Elle recala sa tête contre le matelas avec un sourire apaisé et referma les paupières.

Une dizaine de minutes s'écoulèrent ; elle dormait, sternum exposé en plein soleil, dans cet infini cambré de danseuse qui la suivait même dans son sommeil. Le rouge de son maillot tranchait parfaitement avec son teint hâlé.

Mais là, je m'ennuyais.

Je pris mon élan et renversais le matelas d'un coup brutal, laissant Déotile sombrer et se réveiller d'un seul coup. Elle hissa la tête hors de l'eau en crachant de grandes gorgées d'eau puis prit une énorme respiration comme si elle avait manqué mourir.

« Gros con ! se plaignit-elle en m'aspergeant.
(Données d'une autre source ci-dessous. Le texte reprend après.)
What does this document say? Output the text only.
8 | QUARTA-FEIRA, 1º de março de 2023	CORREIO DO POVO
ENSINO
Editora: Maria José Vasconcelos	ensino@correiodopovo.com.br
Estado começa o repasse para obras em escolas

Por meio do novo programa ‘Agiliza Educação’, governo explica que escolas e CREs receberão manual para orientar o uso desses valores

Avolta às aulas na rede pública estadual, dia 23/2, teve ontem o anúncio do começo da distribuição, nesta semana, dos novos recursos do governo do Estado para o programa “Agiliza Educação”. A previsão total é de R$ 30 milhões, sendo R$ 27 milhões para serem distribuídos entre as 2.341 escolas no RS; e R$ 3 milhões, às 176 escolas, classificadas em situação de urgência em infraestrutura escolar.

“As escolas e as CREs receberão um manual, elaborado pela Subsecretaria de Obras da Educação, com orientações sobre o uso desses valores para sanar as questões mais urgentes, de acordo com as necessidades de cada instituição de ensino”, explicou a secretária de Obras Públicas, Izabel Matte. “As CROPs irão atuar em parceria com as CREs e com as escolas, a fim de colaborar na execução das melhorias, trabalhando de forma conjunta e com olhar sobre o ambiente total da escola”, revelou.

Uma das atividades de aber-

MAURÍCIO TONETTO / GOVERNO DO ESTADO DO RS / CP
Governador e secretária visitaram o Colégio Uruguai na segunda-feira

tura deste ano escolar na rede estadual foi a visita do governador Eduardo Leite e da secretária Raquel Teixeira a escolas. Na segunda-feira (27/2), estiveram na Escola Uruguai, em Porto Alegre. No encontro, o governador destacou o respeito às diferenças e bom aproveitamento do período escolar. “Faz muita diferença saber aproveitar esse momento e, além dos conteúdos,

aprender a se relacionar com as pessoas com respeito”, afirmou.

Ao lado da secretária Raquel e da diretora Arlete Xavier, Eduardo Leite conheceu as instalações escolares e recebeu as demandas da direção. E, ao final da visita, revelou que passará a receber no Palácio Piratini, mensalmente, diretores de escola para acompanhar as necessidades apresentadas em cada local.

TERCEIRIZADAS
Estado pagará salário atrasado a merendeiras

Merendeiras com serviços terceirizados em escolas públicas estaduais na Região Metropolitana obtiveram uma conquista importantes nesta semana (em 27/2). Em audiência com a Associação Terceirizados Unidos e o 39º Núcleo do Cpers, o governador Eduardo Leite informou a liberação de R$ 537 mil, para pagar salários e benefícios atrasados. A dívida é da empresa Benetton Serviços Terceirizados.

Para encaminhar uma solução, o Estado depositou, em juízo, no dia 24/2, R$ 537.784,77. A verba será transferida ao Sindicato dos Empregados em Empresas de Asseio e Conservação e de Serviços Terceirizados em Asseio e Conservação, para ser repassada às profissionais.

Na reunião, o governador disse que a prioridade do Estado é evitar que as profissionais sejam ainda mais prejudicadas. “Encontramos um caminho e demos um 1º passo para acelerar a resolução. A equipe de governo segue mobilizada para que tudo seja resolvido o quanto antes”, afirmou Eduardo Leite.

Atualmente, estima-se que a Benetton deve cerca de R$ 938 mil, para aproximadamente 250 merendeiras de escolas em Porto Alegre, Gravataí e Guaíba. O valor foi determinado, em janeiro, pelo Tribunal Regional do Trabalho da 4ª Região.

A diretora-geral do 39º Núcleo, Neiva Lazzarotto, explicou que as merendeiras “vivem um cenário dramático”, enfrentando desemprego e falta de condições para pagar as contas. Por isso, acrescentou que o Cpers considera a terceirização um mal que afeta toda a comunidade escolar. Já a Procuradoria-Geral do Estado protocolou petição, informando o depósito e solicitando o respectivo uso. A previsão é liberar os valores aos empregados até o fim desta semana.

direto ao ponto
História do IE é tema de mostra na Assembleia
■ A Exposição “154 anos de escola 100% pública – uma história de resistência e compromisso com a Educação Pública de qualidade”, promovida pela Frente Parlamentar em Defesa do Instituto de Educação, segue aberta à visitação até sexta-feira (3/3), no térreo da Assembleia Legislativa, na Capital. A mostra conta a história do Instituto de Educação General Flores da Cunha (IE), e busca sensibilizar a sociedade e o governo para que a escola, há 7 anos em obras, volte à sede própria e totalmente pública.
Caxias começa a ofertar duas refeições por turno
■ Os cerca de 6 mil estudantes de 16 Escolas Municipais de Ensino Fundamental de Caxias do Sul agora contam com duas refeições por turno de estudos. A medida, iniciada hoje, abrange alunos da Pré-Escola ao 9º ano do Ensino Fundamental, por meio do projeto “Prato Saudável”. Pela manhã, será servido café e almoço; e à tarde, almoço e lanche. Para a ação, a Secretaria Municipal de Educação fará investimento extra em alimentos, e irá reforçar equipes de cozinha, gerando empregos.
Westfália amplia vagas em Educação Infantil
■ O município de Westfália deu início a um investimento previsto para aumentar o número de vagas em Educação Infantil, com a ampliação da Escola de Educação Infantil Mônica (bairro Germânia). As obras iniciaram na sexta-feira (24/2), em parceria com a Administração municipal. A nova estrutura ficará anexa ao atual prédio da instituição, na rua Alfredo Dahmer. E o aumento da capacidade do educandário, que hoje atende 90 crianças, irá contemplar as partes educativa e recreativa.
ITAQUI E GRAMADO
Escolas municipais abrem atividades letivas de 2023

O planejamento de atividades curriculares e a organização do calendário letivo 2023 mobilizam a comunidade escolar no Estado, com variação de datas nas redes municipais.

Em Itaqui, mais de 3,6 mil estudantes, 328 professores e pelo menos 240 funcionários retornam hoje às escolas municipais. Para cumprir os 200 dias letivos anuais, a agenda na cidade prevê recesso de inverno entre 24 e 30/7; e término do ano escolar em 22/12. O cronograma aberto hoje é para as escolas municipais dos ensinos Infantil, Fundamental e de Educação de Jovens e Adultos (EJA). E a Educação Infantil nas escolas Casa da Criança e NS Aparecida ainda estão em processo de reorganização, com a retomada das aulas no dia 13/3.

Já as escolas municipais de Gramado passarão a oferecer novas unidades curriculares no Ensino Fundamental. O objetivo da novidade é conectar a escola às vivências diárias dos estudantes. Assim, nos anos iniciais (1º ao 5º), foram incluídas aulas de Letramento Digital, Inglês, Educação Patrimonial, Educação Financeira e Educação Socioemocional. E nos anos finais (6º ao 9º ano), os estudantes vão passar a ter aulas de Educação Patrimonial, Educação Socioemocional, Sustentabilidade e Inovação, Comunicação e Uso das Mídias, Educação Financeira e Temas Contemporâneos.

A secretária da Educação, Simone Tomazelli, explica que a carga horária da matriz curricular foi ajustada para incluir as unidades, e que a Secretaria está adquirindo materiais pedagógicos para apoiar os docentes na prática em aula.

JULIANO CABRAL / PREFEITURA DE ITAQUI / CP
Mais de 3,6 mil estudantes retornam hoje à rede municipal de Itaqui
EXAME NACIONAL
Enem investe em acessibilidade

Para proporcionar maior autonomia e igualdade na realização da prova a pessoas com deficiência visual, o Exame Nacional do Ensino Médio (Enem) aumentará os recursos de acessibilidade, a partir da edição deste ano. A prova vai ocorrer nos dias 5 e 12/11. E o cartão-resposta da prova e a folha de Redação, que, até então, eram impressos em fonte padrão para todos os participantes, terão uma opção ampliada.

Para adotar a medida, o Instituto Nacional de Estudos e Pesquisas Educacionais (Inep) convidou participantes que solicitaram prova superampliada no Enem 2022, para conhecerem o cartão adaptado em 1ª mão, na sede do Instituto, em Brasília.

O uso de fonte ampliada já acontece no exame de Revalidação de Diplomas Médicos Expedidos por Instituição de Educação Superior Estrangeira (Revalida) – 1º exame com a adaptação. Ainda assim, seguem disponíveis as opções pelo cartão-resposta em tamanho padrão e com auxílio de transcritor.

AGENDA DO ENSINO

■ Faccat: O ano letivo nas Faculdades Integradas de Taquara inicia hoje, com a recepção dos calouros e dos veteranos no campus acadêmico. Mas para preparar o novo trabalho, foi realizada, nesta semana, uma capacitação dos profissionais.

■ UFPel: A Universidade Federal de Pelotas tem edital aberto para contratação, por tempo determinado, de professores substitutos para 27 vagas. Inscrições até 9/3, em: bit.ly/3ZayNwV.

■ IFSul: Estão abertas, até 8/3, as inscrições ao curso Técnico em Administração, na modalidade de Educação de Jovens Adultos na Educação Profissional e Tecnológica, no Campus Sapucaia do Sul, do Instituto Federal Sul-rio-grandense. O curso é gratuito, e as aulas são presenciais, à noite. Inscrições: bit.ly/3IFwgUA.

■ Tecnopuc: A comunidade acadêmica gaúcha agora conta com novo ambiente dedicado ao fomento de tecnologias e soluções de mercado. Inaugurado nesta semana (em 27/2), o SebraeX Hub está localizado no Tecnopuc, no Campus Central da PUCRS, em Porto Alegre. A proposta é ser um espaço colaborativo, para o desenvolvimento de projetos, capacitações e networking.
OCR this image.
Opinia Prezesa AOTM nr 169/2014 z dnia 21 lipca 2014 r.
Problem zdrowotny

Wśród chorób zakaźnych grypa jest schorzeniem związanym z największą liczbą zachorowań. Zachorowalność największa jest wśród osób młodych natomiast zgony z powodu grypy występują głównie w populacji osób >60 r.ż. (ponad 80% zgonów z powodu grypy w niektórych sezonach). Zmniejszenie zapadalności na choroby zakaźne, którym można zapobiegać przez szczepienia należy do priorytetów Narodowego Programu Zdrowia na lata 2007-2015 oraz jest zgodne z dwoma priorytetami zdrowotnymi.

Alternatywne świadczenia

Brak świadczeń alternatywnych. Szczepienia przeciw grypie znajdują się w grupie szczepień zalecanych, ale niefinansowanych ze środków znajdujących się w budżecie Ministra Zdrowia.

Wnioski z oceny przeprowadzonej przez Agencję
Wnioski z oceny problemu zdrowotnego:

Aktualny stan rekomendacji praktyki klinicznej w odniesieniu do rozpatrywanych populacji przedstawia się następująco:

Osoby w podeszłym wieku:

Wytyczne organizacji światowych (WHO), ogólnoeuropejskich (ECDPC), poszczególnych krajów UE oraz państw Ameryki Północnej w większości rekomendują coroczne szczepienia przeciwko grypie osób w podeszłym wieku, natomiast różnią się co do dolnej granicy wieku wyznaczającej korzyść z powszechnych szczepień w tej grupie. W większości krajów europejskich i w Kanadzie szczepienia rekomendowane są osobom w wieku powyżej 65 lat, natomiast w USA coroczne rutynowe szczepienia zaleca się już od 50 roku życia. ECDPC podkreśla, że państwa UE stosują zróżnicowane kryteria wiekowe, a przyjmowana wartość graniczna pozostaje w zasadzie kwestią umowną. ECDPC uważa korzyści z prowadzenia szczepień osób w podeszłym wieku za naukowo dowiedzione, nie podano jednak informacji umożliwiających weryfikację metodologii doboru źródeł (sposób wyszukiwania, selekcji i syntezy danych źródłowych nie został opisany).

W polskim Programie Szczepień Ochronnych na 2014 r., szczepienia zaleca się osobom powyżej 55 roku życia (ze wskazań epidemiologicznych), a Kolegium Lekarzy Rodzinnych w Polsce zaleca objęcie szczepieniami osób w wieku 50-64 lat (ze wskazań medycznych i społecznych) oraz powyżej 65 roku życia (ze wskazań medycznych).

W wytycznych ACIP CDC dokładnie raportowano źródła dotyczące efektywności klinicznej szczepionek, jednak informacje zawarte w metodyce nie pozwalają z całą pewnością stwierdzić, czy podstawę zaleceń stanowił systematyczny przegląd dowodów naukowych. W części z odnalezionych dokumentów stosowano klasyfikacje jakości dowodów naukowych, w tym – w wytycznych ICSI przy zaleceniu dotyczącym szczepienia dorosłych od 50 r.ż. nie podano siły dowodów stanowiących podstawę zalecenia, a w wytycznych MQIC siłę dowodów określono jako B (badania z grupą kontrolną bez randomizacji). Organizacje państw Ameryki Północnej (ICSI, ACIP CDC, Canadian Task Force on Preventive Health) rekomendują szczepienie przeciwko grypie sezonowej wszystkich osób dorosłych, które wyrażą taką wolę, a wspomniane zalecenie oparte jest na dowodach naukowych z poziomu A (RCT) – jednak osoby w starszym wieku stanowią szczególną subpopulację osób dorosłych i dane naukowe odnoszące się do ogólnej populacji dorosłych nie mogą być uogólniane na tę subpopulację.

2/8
J'ai dit que je te faisais confiance, me force pas à changer d'avis !

— Bronzer toute la journée c'est pas mon délire.

— T'en aurais besoin pourtant, t'es blanc comme un cul de fantôme.

— Tu veux qu'on compare ? C'est toi le fantôme ! »

Elle secoua la tête ruisselante d'eau chlorée.

« Pourquoi tu m'as réveillée ? Je dormais bien.

— Parce qu'on a mieux à faire que dormir !

— Ah oui, c'est quoi tes plans ? »

Un sourire hasarda ses fines lèvres et elle m'adressa un regard lourd de sens.

« Me dis pas que tu voulais faire le mec cliché à échanger des baisers dans la piscine. Tu veux pas qu'on prenne un snap de nous dans l'eau avec le filtre de la couronne de fleurs aussi ? Avec en légende bae coeur rouge coeur fléché cadenas ?

— Déo...

— Je t'ai percé à jour ? »

Je levais les yeux au ciel en ignorant ses remarques.

Et je tirais sur le fil de son maillot de bain, ce qui fit chuter son maillot de bain. Elle plaqua automatiquement ses mains sur ses seins pour retenir son haut.

« Alors ça, tu vas me le payer ! C'est pas du jeu !

— La mode c'est de bronzer topless de toute manière.

— Ta mode tu te la fous au cul, je porte un haut si je veux. Rattache moi ça !

— Déo, pourquoi tu t'acharner à mettre un soutif alors que t'as pas de seins ? »

Elle haussa un sourcil stupéfait.

« Pourquoi tu t'acharnes à vivre alors que tu sais que tu vas crever ? rétorqua-t-elle sur le même ton.

— Deux et deux régal chaussette rose ?

— La perspective de mourir t'empêche pas de vivre si t'as envie. C'est pareil avec les soutifs. T'en mets si tu veux, t'en met pas si tu veux.

- T'es quand même super tordue c'est chaud. »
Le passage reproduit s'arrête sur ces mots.